Rising Gasoline Output Meets Slower Demand
Following the inventory figures released Wednesday afternoon, oil prices erased all earlier losses, managing to rally modestly after the perceived US inventory glut declined for the ninth straight week. However, two rather disturbing trends have emerged. For one, the 911,000 barrel build in gasoline inventories could reflect rising refinery output and greater inflows from Chinese refiners looking for destinations for gasoline, which may include US storage facilities as they await a buyer. After relaxing restrictions on “teapot refiners“, a term for independent refinery operators, some estimates show gasoline output in China outpacing demand by as much as 9.00%, indicating that refined products are rapidly making their way to export markets across the globe. With refining production that has largely risen across the globe, the stage may be set for a serious plunge in prices should inventories fill, hurting refiners and seeing higher cost production potentially exit.
The second serious development in the oil patch that is threatening another round of prices declines is decelerating demand growth alongside rising global production. After ending a longstanding feud over rights, Libyan exports have resumed and domestic production is being revived. While oil bulls will continue to point to Nigeria as a risk factor along with falling US production after low prices drove many horizontal drillers to shutter operations, production from the Gulf is on the rise, with output of approximately 32.9 million barrels per day in June OPEC is managing to fill in the gaps left by weaker production elsewhere. Revised EIA demand forecasts for 2016 indicate slowing growth, further hurting the bullish supply disruption thesis. While China and India are forecast to be a major component of 2017 demand growth, any economic disappointments could see the optimistic expectations miss widely.
Falling Volatility Indicates Potential Breakout Activity Ahead for Crude Oil
Crude oil prices have spent a considerable period of time consolidating over the last month and based on emerging trends looks to be on the approach of a directional breakout based on several key indicators. For one, even though intraday volatility remains significant in comparison to other asset classes, the narrowing price range combined with falling trading volumes suggests that prices could soon make a move. Although some technical traders would look at the price action within the context of a falling wedge, a traditional bullish continuation pattern in this particular setup, other indicators give a more mixed view of price action. The moving averages for instance are giving credence towards changing momentum as the 50-day moving average acts as resistance on the upside while the flattening 200-day moving average signals a potential oncoming shift while serving as support.

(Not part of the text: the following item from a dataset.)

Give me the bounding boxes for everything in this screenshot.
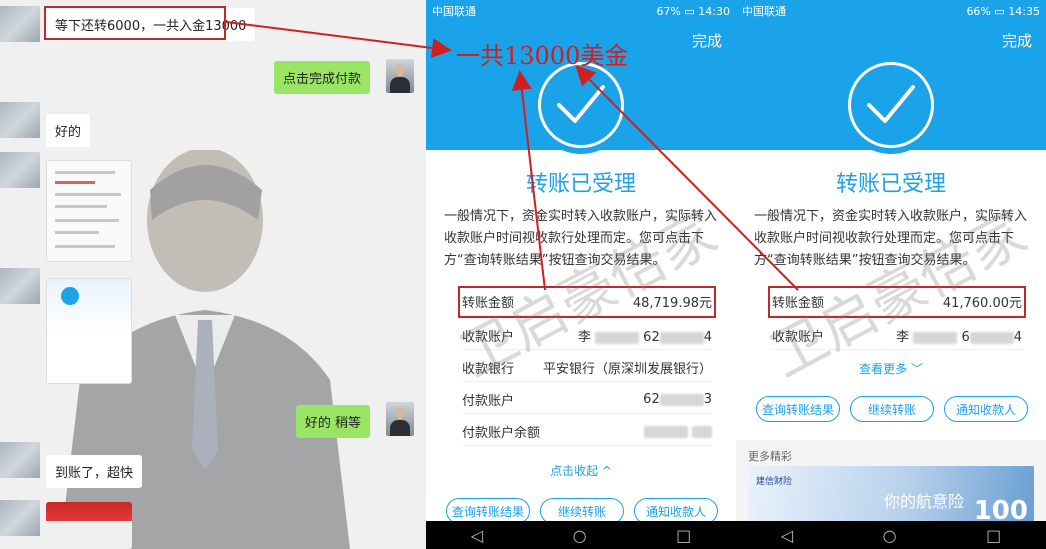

On a shorter-term 4-hour chart, the emergence of a bearish descending triangle setup is strong indication that the bearish case outside of the fundamentals is also relevant. The downward trend of the last month combined with firm support at $44.50 per barrel form the basis for the triangle, highlighting the ongoing price consolidation and falling trading volumes. While bullish momentum from the inventory data may test the downtrend line, without a clear close above the level, the pattern remains intact. A solid close below support could be early signs of a downside breakout targeting support at $43.20 last seen in May. However, any candlestick close above the trend line would indicate a failed pattern and potentially the resumption of the medium-term upward trend as suggested by the falling wedge pattern.
Further builds in gasoline inventories and signs that oil demand growth is set to fall further could spark another round of substantial losses in crude oil prices. The gasoline glut could quickly see refinery demand drop should refiners be unable to store their excess production in the US or find buyers abroad for surplus output. Should gasoline capacity completely fill, oil stockpiles, which have managed a noteworthy inventory reduction over the last 9-weeks, may rapidly see the trend reverse as onshore storage anxiety climbs once more. A reversal in stockpiling may only come about should Indian and Chinese demand growth meet expectation. Until then, weak demand expansion will remain outstripped by climbing global supply, potentially leading to a downside breakout in oil prices.